New Deal and its Legacies conference keynote address

CLARE GIFFORD / THE FLAT HAT

Friday, Oct. 27, the New Deal and its Legacies, three-day joint academic conference between the College of William and Mary and Christopher Newport University, held its keynote address in the Tucker Hall theater. The 90-minute panel featured University of Pennsylvania professor emeritus of political science Adolph Reed Jr., University of Illinois-Chicago professor emeritus of English Walter Benn Michaels and University of Chicago Fairfax M. Cone Distinguished Service Professor of English and Literature Ken Warren. Christopher Newport University assistant political science professor Katie Radar moderated the panel.

Radar, associate history professor of history and Director of Undergraduate Studies Adrienne Petty, and art history professor Charles Palermo organized the conference.

“Dr. Palermo brought the three of us together, and we realized that we had common interests in this historical period, and so the conferences grew out of our shared interest in the New Deal and desire to bring scholars here who think about these issues,” Petty said. “Also, it’s the 90th anniversary of the New Deal. So we thought it was a perfect opportunity to engage in these conversations about the legacy of the New Deal, especially given our current political moment.”

The New Deal refers to a series of public works projects and financial reforms implemented by the federal government in the 1930s under President Franklin D. Roosevelt in response to the Great Depression. Its long-term impact remains a source of conflict among scholars. 

Radar began by asking all three panelists about the most significant legacies of the New Deal and how the period has shaped both their political and intellectual work.

“One is the origins of the modern Civil Rights movement and the origins of the modern Women’s movement are legacies of the New Deal,” Reed Jr. said. “The idea that the government has public power. The authority of the federal government has a role to play in stabilizing the society. Making peoples’ lives better. ”

“One is the origins of the modern Civil Rights movement and the origins of the modern Women’s movement are legacies of the New Deal,” Reed Jr. said. “The idea that the government has public power. The authority of the federal government has a role to play in stabilizing the society. Making peoples’ lives better. ”

Warren underscored the forgotten significance of this era for its social reform.

“Part of what has driven this conference as well is the extent to which many of these who we, who one might think of as supporting of what we have been able to taken for granted, have now been able to turn around and make the New Deal, in some sense, the source of all contemporary ills rather than that which has given many of us the sound basis for kind of the lives we have been able to construct,” Warren said.

Panelists emphasized that the New Deal brought novel implications on representation for underrepresented groups in Virginia.

“It was becoming possible for rank and file Black Americans to think that they could hold accountable the state in a variety of forms to their own interests that did not necessarily in the first instance have to go through elite blacks as spokespersons for them,” Warren said.

In the latter half of the talk, the panelists shifted towards assessing right and left wing viewpoints of the New Deal.
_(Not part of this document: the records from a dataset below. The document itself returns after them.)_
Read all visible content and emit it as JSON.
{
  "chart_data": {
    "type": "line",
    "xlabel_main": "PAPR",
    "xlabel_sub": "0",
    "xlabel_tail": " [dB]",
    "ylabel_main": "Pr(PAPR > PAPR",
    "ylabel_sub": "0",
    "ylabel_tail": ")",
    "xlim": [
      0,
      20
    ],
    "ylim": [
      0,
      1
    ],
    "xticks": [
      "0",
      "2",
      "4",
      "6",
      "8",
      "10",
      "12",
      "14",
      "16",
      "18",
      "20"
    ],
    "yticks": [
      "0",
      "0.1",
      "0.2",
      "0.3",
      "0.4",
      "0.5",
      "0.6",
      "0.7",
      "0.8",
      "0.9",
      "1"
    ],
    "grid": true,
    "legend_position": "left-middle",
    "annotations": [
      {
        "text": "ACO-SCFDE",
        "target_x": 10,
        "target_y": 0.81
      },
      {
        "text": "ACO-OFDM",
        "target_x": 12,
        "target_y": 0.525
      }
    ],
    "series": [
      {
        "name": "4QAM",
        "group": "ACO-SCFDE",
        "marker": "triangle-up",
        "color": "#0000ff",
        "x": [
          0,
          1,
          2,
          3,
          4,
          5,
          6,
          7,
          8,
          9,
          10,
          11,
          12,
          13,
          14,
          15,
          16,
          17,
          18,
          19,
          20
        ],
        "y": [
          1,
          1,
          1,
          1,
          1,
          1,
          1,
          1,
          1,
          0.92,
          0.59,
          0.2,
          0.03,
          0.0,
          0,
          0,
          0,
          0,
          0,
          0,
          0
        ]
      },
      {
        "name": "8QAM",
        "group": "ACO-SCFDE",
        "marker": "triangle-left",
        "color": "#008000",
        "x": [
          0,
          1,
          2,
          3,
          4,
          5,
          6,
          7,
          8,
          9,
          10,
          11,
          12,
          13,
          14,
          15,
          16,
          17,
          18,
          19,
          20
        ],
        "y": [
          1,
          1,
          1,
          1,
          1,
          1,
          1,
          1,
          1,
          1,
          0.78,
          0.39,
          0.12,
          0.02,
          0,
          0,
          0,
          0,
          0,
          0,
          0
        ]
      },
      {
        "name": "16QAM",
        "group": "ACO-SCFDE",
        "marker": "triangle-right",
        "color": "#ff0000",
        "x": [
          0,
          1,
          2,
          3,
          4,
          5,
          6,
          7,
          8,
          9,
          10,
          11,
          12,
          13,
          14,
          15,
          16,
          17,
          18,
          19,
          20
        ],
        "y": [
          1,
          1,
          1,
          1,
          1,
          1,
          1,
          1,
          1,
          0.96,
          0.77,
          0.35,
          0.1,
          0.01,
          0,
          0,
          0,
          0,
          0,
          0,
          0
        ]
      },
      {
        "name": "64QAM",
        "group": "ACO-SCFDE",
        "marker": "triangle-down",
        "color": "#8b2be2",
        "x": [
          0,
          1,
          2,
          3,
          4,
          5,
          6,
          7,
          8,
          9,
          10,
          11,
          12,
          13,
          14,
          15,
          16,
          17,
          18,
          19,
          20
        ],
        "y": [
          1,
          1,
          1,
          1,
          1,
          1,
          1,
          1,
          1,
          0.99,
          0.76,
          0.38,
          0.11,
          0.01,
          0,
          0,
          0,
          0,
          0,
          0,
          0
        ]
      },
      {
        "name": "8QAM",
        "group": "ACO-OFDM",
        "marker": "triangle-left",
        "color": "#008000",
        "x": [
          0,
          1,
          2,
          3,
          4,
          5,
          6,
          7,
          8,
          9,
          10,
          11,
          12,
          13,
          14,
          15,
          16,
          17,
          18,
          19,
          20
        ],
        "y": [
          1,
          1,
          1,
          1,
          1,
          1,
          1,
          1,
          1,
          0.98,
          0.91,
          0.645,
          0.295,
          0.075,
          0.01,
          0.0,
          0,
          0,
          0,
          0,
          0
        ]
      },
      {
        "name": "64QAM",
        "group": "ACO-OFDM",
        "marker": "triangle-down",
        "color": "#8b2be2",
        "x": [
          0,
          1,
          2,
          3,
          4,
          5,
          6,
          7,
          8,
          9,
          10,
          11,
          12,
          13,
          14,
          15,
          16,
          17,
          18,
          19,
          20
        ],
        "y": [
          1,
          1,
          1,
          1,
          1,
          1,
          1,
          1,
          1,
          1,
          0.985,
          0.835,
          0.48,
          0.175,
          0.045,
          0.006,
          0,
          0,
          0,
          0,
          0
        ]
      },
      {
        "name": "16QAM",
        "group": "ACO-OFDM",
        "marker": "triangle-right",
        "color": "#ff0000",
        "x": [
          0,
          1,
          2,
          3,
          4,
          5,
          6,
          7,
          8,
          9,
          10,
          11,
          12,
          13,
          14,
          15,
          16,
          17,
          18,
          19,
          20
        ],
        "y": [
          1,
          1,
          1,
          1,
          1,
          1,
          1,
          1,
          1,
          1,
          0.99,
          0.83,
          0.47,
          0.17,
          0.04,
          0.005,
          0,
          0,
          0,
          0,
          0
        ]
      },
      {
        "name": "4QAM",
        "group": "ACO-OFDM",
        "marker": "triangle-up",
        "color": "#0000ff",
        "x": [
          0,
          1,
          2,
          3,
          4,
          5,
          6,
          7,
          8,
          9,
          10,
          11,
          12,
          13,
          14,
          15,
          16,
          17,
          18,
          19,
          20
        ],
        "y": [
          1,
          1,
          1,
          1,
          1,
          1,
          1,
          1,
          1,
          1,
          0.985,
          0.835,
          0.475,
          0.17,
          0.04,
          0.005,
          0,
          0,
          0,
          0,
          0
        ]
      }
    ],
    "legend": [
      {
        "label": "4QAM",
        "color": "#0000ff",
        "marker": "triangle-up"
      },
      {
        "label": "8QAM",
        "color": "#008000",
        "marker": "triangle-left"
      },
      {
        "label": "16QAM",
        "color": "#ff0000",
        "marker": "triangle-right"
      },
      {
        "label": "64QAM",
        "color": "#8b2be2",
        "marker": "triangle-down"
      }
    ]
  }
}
They particularly honed in on its role in shaping the right-wing neoliberalism movement. 

“It makes sense for us to look at the Kennedy administration as where the zygote of what later would be known as neoliberalism took shape,” Reed said.

The scholars agreed that since the 1930s, the equality promised within the New Deal has not been fully instituted. Michaels put some of the blame for this failure on left wing movements. 

“The new left manifesto sort-of talks about as if the problem of scarcity, problems of poverty have been fundamentally solved,” Michaels said. “So that turned out to be bullshit. That’s not true. Those problems have not been solved. Let’s go beyond equality which goes behind the idea that ‘Yeah, if you earned it, you’re cool’ and if you didn’t succeed, it’s your fault it’s on you.”

For more on Michaels and Reed’s work, their co-authored book, “No Politics But Class Politics”, was released in February and dedicated to Warren.